Brummbär über Handy? Kapiert! 

Wenn immer möglich, frequentiert Brummbär den öffentlichen Verkehr – so oft, dass die Passagiere und Passanten ihn längst keines Blickes mehr würdigen. Offenbar fügt er sich unauffällig in die Pendlerschar ein. Als Teil der anonymen Masse sozusagen mit Tarnkappe bewehrt, benutzt er Umsteigepausen jeweils für kleine Beobachtungen am Rande. Manchmal reichts auch für einen Espresso in der Gleisbar. Leicht bestürzt musste er kürzlich feststellen, dass er von den Mitreisenden noch aus einem ganz anderen Grund ignoriert wird – oder, wie die Wiener maliziös zu sagen pflegen – nicht einmal ignoriert: im ganzen Zugsabteil war er das einzig verbliebene unverstöpselte Lebewesen, als leicht nostalgischer Zeuge einer Zeit, wo das Telefon tatsächlich noch dazu diente, ein wichtiges und persönliches Gespräch zu führen, und noch nicht Fotosammlung, Fahrplan, Diskothek, GPS, E-Book, Navigationsgerät, Blockbusterkino, Vibrationsalarm, Podcastarchiv und Meteostation in einem simplen Gerät vereinigte, touchscreen-gesteuert und im Hosensack verstaubar. Brummbär lernt jetzt die Gebärdensprache, um sich mit den staubdummen Stöpseltaubstummen doch noch irgendwie verständigen zu können. Eigentlich sollten sie einen IV-Badge tragen: auditiv amputiert, aural be-hindert.

Wart schnell – Warten? Das war mal. Keiner kommt heute noch auf die antike Idee, einfach nur zu warten oder gar geduldig zu er-warten.
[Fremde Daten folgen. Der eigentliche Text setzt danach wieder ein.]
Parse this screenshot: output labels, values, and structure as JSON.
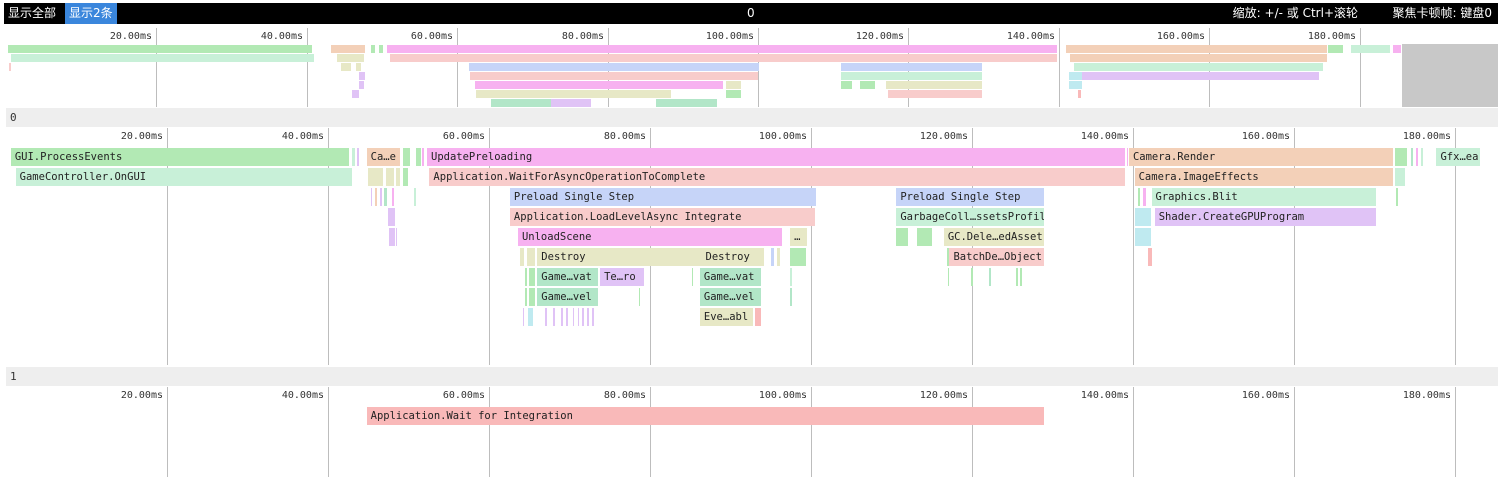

Ganz abgesehen davon, dass die SBB die Wartsäle fast überall abgebaut bzw. durch zugige und weitestgehend charmfreie Glascontainer mit kalten Drahtgitterbänken ersetzt hat, welche die Wohnlichkeit einer transparenten Leichenhalle verströmen, wurde das WARTEN  als Tätigkeit schlicht abgeschafft. Warten als innere Einkehr, als meditative Versenkung, als Musse, die kleinen Dinge am Strassenrand oder Perronende zu bestaunen? Schnee von gestern! Heute wird nicht mehr gestaunt, gewartet oder gar abgewartet, sondern instant instagrammatisch gesimst und gegengesimst, gelesen und gelöscht, gefacebooked und getwittert. Vermutungen sind zur Zumutung geworden: heute wird nicht mehr gerätselt, sondern gegoogelt, und flugs ist das Geheimnis liquidiert, das Rätsel gelöst, die Vermutung desavouiert. Es werden keine Geleise mehr gelegt und Weichen gestellt, sondern es wird aufgegleist und ausgewichen, entsorgt statt besorgt.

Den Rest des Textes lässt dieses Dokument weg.